LULAC Applauds Appeals Court Decision that Arizona Proof of Citizenship Requirement for Voter Registrants Violates Federal Law
October 26, 2010
Contact: Lizette Jenness Olmos, (202) 833-6130 ext. 16
Washington, DC – Today, the case, Gonzalez v. Arizona, 08-17094, was decided, 2-1, by a three judge panel that included former Supreme Court Justice Sandra Day O’Connor. She was joined by Circuit Judge Sandra Ikuta, while Chief Judge Alex Kozinski dissented on the decision to not require proof of citizenship.
The court upheld the requirement to show identification at the polls.
The National Voter Registration Act also known as the Motor Votor Act was passed in 1993 to streamline voter registration procedures nationwide.
The law was one component of Proposition 200 which was passed in 2004 and has resulted in the rejection of tens of thousands of voter registration forms in the years since. Despite the clear language in the NVRA and a letter from the United States Election Assistance Commission stating that Arizona needed to accept federal registration forms without requiring proof of citizenship, Arizona continued to reject forms that did not include documentation of citizenship.
“We are elated that the Ninth Circuit has properly applied federal election law and struck down the documentary proof of citizenship requirement,” said LULAC Legal Counsel Luis Vera. “The decision sends a message that anyone who seeks to deter or prevent voter participation, the Constitution will protect our democratic process.”
The law allows voters to register when applying for a driver’s license or social services, and allowed for more accessible voter registration through mail-in forms.
The court held that Arizona's requirement of proof of citizenship violated the federal statute, which lays out what states may and may not require to register to vote. While voters may have to attest to their citizenship, requiring documentary proof falls outside the law, the court said.
Proposition 200 created an additional hurdle for registration, the court held.
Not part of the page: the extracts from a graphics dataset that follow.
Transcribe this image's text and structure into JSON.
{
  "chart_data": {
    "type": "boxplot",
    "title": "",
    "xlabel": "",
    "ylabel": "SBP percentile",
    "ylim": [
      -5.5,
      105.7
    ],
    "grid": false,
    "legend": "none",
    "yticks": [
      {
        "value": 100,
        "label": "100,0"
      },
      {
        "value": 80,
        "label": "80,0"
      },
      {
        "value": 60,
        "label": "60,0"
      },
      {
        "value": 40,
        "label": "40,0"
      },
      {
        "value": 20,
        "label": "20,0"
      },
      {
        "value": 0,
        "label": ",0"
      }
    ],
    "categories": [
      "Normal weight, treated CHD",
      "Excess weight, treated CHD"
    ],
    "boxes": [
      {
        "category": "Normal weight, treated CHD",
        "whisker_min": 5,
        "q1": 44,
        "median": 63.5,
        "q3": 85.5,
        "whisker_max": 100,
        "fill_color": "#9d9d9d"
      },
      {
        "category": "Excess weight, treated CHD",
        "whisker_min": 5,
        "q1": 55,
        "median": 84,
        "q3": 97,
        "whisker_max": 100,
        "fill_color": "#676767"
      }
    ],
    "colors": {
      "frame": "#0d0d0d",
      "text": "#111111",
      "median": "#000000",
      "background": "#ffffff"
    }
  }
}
The federal law is aimed at reducing "state-imposed obstacles" to voters.
Calling the state's arguments a "creative interpretation," the Ninth Circuit said "states must 'accept and use' the Federal Form as a fully sufficient means of registering to vote in federal elections."
“Although obtaining identification required under Arizona’s statute may have a cost, it is neither a poll tax itself (it is not a fee imposed on voters as a prerequisite for voting), nor is it a burden imposed on voters who refuse to pay a poll tax,” the court said.
The challenge to Proposition 200 brought in 2006 by organizations comprised a broad coalition of Arizonans – including the Inter Tribal Council of Arizona, Inc. (ITCA), the Hopi Tribe, the League of United Latin American Citizens (LULAC), the League of Women Voters, the Hopi Tribe the Arizona Advocacy Network (AzAN), and State Representative Steve Gallardo – who are represented by the Lawyers’ Committee for Civil Rights Under Law, American Civil Liberties Union, AARP Foundation, Steptoe & Johnson LLP; Osborn Maledon, P.A.; and Sparks, Tehan & Ryley PC. Their appeal was consolidated with the appeal of several organizations advocating a separate challenge to Proposition 200.
The court rejected appellants other arguments on appeal. Justice Sandra Day O’Connor, sitting by designation, was part of the majority opinion written by Judge Ikuda. Chief Judge Kozinski dissented on the NVRA issue.
For more information on the case, visit the following link: www.lawyerscommittee.org/admin/voting_rights/documents/files/Gonzalez9thCircuit-Opinion.pdf
The League of United Latin American Citizens, the largest and oldest Hispanic membership organization in the country, advances the economic conditions, educational attainment, political influence, housing, health and civil rights of Hispanic Americans through community-based programs operating through 880 LULAC councils nationwide.